Tuesday, November 5, 2013

How Pakistan's Musharraf shook off legal cases

When Pakistan's former military ruler, Pervez Musharraf, ended his four-year exile and returned to the country to participate in May's elections, he took many people by surprise. He had made many powerful enemies during his eight-year rule, and some of them had been in power or were about to be. Besides, a slew of criminal charges had been lying dormant against him in various courts, awaiting his return. But on Monday, a court granted him bail in the last of the four criminal cases instituted against him, paving the way for his release. How he managed to turn what many had considered a miscalculation, into a legal triumph can be partly explained by the shifting nature of the country's political and judicial systems. He obviously returned to Pakistan thinking he had done no wrong. He also believed that his party could win some seats in parliament on the strength of an economic bubble his policies had created in the services sector in urban areas.

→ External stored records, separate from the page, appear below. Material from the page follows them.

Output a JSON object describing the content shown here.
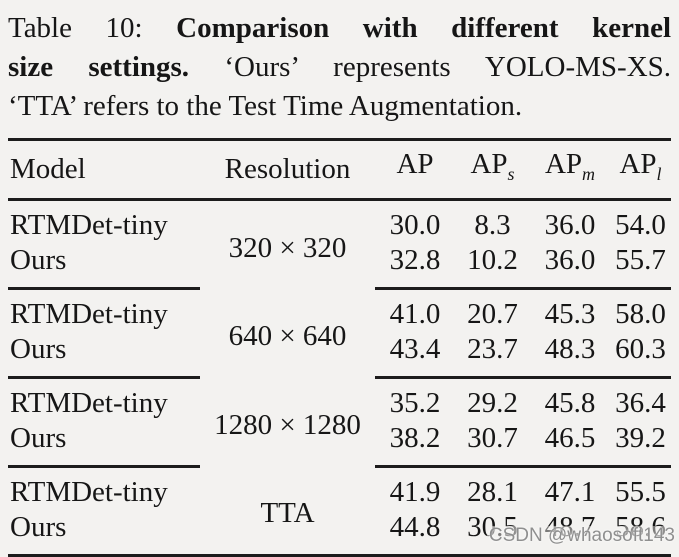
{
  "caption": {
    "label": "Table 10:",
    "title_bold_line1": "Comparison with different kernel",
    "title_bold_line2": "size settings.",
    "line2_normal": "‘Ours’ represents YOLO-MS-XS.",
    "line3_normal": "‘TTA’ refers to the Test Time Augmentation."
  },
  "table": {
    "columns": [
      {
        "label": "Model",
        "sub": ""
      },
      {
        "label": "Resolution",
        "sub": ""
      },
      {
        "label": "AP",
        "sub": ""
      },
      {
        "label": "AP",
        "sub": "s"
      },
      {
        "label": "AP",
        "sub": "m"
      },
      {
        "label": "AP",
        "sub": "l"
      }
    ],
    "groups": [
      {
        "resolution": "320 × 320",
        "rows": [
          {
            "model": "RTMDet-tiny",
            "ap": "30.0",
            "ap_s": "8.3",
            "ap_m": "36.0",
            "ap_l": "54.0"
          },
          {
            "model": "Ours",
            "ap": "32.8",
            "ap_s": "10.2",
            "ap_m": "36.0",
            "ap_l": "55.7"
          }
        ]
      },
      {
        "resolution": "640 × 640",
        "rows": [
          {
            "model": "RTMDet-tiny",
            "ap": "41.0",
            "ap_s": "20.7",
            "ap_m": "45.3",
            "ap_l": "58.0"
          },
          {
            "model": "Ours",
            "ap": "43.4",
            "ap_s": "23.7",
            "ap_m": "48.3",
            "ap_l": "60.3"
          }
        ]
      },
      {
        "resolution": "1280 × 1280",
        "rows": [
          {
            "model": "RTMDet-tiny",
            "ap": "35.2",
            "ap_s": "29.2",
            "ap_m": "45.8",
            "ap_l": "36.4"
          },
          {
            "model": "Ours",
            "ap": "38.2",
            "ap_s": "30.7",
            "ap_m": "46.5",
            "ap_l": "39.2"
          }
        ]
      },
      {
        "resolution": "TTA",
        "rows": [
          {
            "model": "RTMDet-tiny",
            "ap": "41.9",
            "ap_s": "28.1",
            "ap_m": "47.1",
            "ap_l": "55.5"
          },
          {
            "model": "Ours",
            "ap": "44.8",
            "ap_s": "30.5",
            "ap_m": "48.7",
            "ap_l": "58.6"
          }
        ]
      }
    ]
  },
  "watermark": {
    "text": "CSDN @whaosoft143"
  },
  "colors": {
    "background": "#f3f2f0",
    "text": "#161616",
    "rule": "#1c1c1c",
    "watermark": "#8f8f8f"
  }
}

In addition, he knew that the country's powerful military, of which he had been the head until 2008, would not allow the politicians and the judges to drag him through the courts and convict him as a criminal. Many thought he had miscalculated because the judges that he sacked in 2007 had been swept back to their positions by a wave of popular agitation that forced him out of power in 2008.
Insurgent judiciary
Since then, the judges, led by Chief Justice Iftikhar Chaudhry, have used a policy of "judicial activism" to encroach significantly on the sphere of the executive. It is generally believed that what happened to Mr Musharraf was largely the result of an insurgent judiciary wanting to make history by arraigning a former army chief, something that no-one had done before. The May elections also restored a political leadership that had been ousted from power by Mr Musharraf in a military coup in 1999. The expectation was that Prime Minister Nawaz Sharif's government would go the whole way to bring him down. It mostly seemed that way in the beginning. Days after landing in Pakistan in March, Mr Musharraf suffered the insult of having a shoe thrown at him in a crowded corridor of a court building. It narrowly missed. A little more than a week later, the Supreme Court instituted hearings to explore if he could be put on trial for treason for suspending the constitution and imposing emergency rule in November 2007. In April, an election tribunal, comprising high court judges, declared he could not be a candidate. He was arrested later that month for putting nearly 60 senior judges under house arrest in November 2007, when he was president. Over the next few months, his re-arrest was ordered in two high-profile murder cases; the 2006 killing of a rebel Baloch politician, Akbar Bugti, in a military operation, and the 2007 assassination of former Prime Minister Benazir Bhutto in a gun and bomb attack.
Public interest waning
Since April, when he was first detained, he has remained under house arrest at his residence in Islamabad. During this period, public interest in his fate has been overtaken by other events, and the high pressure of the initial days has gradually eased. He managed to get bail in the judges' detention case when the complainant, a lawyer, decided he did not want to pursue the matter. Whether he was persuaded by someone from the military remains a matter of speculation. He was also granted bail in the Benazir Bhutto murder case on 20 May. The bail came two weeks after the chief prosecutor in the case, Chaudhry Zulfiqar, was gunned down in Islamabad, ostensibly by militants with alleged links to the 2008 Mumbai attacks - another case that he had been investigating. On 9 October, Mr Musharraf was given bail in the Akbar Bugti case, clearing him of all charges pending against him. But before he could be set free, he was re-arrested in the case of the 2007 Red Mosque siege in Islamabad in which more than 100 people, many of them armed militants, were killed. With the bail granted in this case as well on Monday, Mr Musharraf is now set to walk free.
Signs of retreat
Legal experts say there was no evidence linking him directly to any of the offences for which he was charged. But there are also those who point out that if he were not a former army chief, he would have still be in the dock, given the vast powers the judiciary has arrogated to itself. The government of Prime Minister Sharif is also showing signs of a retreat. The only case in which Mr Musharraf could have been pinned down legally - the high treason case - failed to take off because the government, which alone can initiate a treason case under the law, has been procrastinating despite a commitment it made in the court in August. So unless he is charged in a fresh offence, Mr Musharraf cannot be kept in detention any more or banned from travelling abroad, experts say. The question is, will he opt to leave the country, which most elements in the government and the army would like him to do, or stay on to carve a political future for himself in Pakistan? The situation should become clear over the next few days.